Canteiros estão sujos, mal conservados e servem como abrigo para moradores em situação de rua que tem aumentado em Macaé - Arquivo

Carência de política pública e ação social no município, grupo de adolescentes, crianças e adultos tomam conta das calçadas de Macaé que chegam hostilizar a população

Uma queixa tem se tornado comum entre os lugares mais movimentados do comércio de Macaé: o número de pedintes que tem crescido e até mesmo incomodado comerciantes e pedestres, nas principais vias da área central da cidade. O foco tem sido na Avenida Rui Barbosa, nas Ruas Teixeira de Gouveia e Silva Jardim, embora muitos deles tenham família e até residência fixa. O vício pela bebida e outros tipos de drogas são as maiores causas para que estas pessoas estejam nas ruas em condições de alta vulnerabilidade.

Boa parte do grupo se junta nas entradas dos estabelecimentos no ramo de alimentação, como restaurantes e padarias e de lojas de roupas. Segundo comerciantes da Rua Silva Jardim, quando o grupo aborda clientes ou proprietários dos estabelecimentos – a fim de dinheiro ou comida -, e o pedido não é atendido, os pedintes ficam agressivos.

Outro problema apontado pelos comerciantes é que muitos das pessoas em situação de rua são adolescentes e até mesmo crianças. Existe também um outro grupo de adultos que esses dormem nas calçadas, deixando cobertores e papelões na porta de alguns estabelecimentos comerciais.

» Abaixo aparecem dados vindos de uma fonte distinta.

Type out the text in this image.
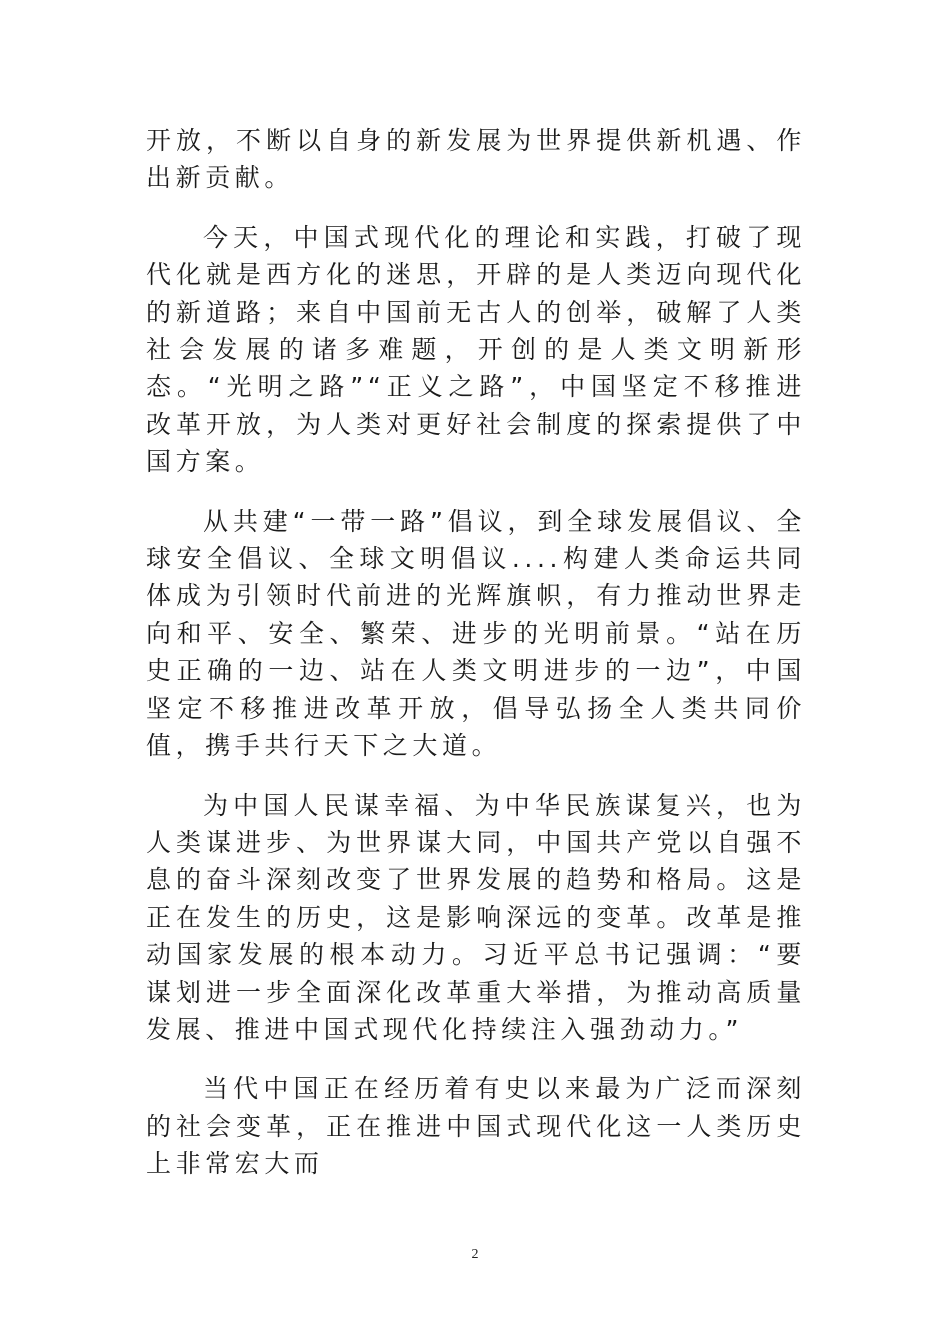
开放，不断以自身的新发展为世界提供新机遇、作出新贡献。

今天，中国式现代化的理论和实践，打破了现代化就是西方化的迷思，开辟的是人类迈向现代化的新道路；来自中国前无古人的创举，破解了人类社会发展的诸多难题，开创的是人类文明新形态。“光明之路”“正义之路”，中国坚定不移推进改革开放，为人类对更好社会制度的探索提供了中国方案。

从共建“一带一路”倡议，到全球发展倡议、全球安全倡议、全球文明倡议....构建人类命运共同体成为引领时代前进的光辉旗帜，有力推动世界走向和平、安全、繁荣、进步的光明前景。“站在历史正确的一边、站在人类文明进步的一边”，中国坚定不移推进改革开放，倡导弘扬全人类共同价值，携手共行天下之大道。

为中国人民谋幸福、为中华民族谋复兴，也为人类谋进步、为世界谋大同，中国共产党以自强不息的奋斗深刻改变了世界发展的趋势和格局。这是正在发生的历史，这是影响深远的变革。改革是推动国家发展的根本动力。习近平总书记强调：“要谋划进一步全面深化改革重大举措，为推动高质量发展、推进中国式现代化持续注入强劲动力。”

当代中国正在经历着有史以来最为广泛而深刻的社会变革，正在推进中国式现代化这一人类历史上非常宏大而

2
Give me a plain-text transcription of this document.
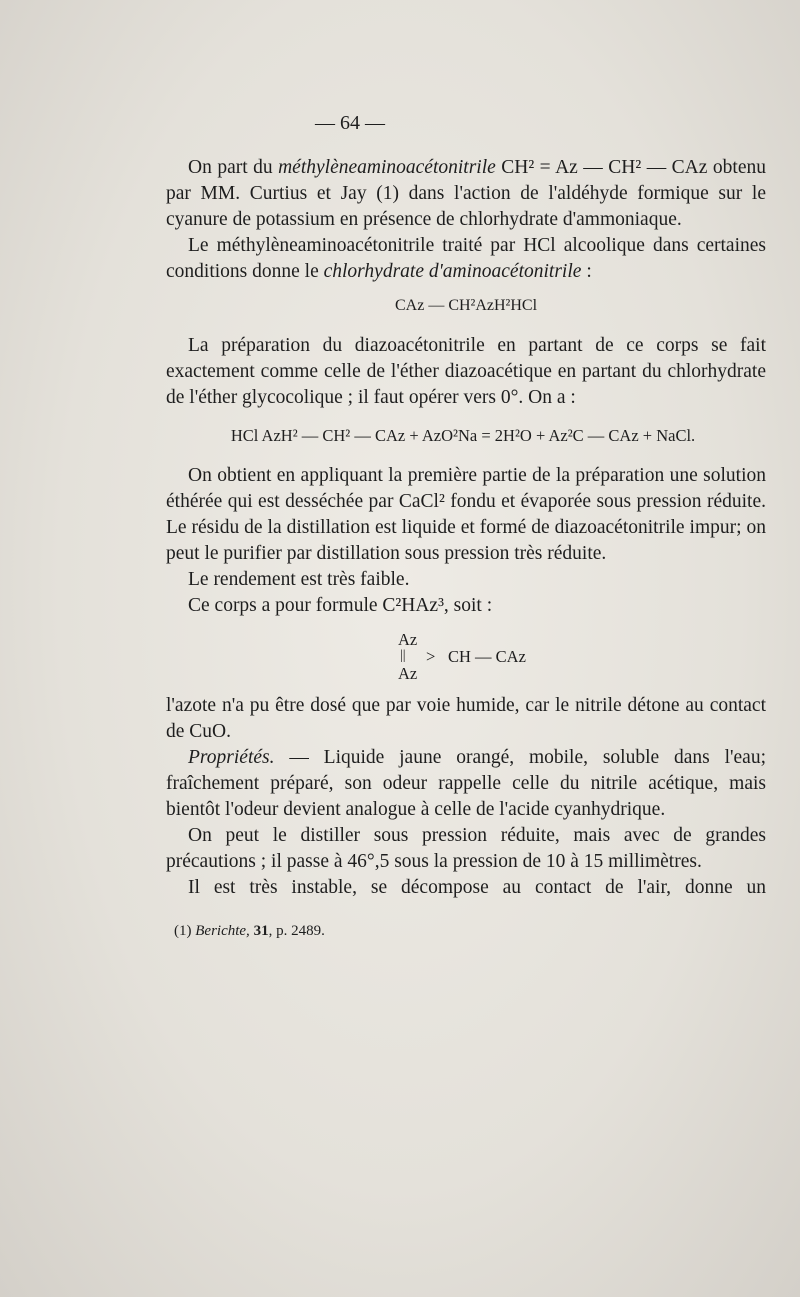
— 64 —

On part du méthylèneaminoacétonitrile CH² = Az — CH² — CAz obtenu par MM. Curtius et Jay (1) dans l'action de l'aldéhyde formique sur le cyanure de potassium en présence de chlorhydrate d'ammoniaque.

Le méthylèneaminoacétonitrile traité par HCl alcoolique dans certaines conditions donne le chlorhydrate d'aminoacétonitrile :

CAz — CH²AzH²HCl

La préparation du diazoacétonitrile en partant de ce corps se fait exactement comme celle de l'éther diazoacétique en partant du chlorhydrate de l'éther glycocolique ; il faut opérer vers 0°. On a :

HCl AzH² — CH² — CAz + AzO²Na = 2H²O + Az²C — CAz + NaCl.

On obtient en appliquant la première partie de la préparation une solution éthérée qui est desséchée par CaCl² fondu et évaporée sous pression réduite. Le résidu de la distillation est liquide et formé de diazoacétonitrile impur; on peut le purifier par distillation sous pression très réduite.

Le rendement est très faible.

Ce corps a pour formule C²HAz³, soit :

Az
||
Az
> CH — CAz

l'azote n'a pu être dosé que par voie humide, car le nitrile détone au contact de CuO.

Propriétés. — Liquide jaune orangé, mobile, soluble dans l'eau; fraîchement préparé, son odeur rappelle celle du nitrile acétique, mais bientôt l'odeur devient analogue à celle de l'acide cyanhydrique.

On peut le distiller sous pression réduite, mais avec de grandes précautions ; il passe à 46°,5 sous la pression de 10 à 15 millimètres.

Il est très instable, se décompose au contact de l'air, donne un

(1) Berichte, 31, p. 2489.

Uma comerciante, que prefere não ser identificada, e tem uma loja na Rua Silva Jardim, conta que um dia precisou recolher diversos objetos de um morador em situação de rua. “Minha funcionária foi abrir a loja e deu de cara com um monte de cobertas na calçada. Nós retiramos, mas nesse dia meu marido ficou o dia todo na loja, pois ficamos com receio de que o dono voltasse para arrumar confusão. Infelizmente, o uso de bebida alcoólica e drogas faz com que a grande maioria dessas pessoas fique muita agressiva”, disse a comerciante.

A mulher, que almoça em uma padaria na Rua Teixeira de Gouveia, próximo ao local de trabalho, ressalta que a presença de pedintes no local também é outro incômodo.

“Diariamente almoço ou faço lanche na padaria e um grupo de adolescentes pede dinheiro para comprar balas para revender e ter lucro. O problema é que eles não querem dinheiro para comprar alimentos, sim consumir entorpecentes. Como me recusei a dar o dinheiro, ele me xingou e falou vários palavrões”, se queixou a lojista.

A preocupação no momento é com o fim de ano que pode atrapalhar as vendas e consequentemente ter registro de furto e até mesmo de roubos a pedestres. Comerciantes pedem que o poder executivo crie uma política pública junto com o Conselho Tutelar e Polícia Militar, antes que a situação não fuja do controle e se torne semelhante na capital.

 

 

1 COMENTÁRIO

  1. Acho louvável quem faz caridade, mas o centro esta ficando perigoso. Ex da rua Tenente Rui Lopes Ribeiro, esta tomada por pessoas de rua, eles ficam nas calçadas e sentados na porta das lojas, falando palavrão, bebendo, brigando entre eles e até mexendo com as pessoas. Ficam todos os dias manhã inteira esperando o restaurante fazer a distribuição de quentinhas, que só acontece por volta de 15h / 16h. Isso tem afastado pessoas de circular e esta causando um grande prejuízo aos lojistas. Precisamos que o poder público exista, não só de fachada, mas sim atuando como devem agir em prol da sociedade.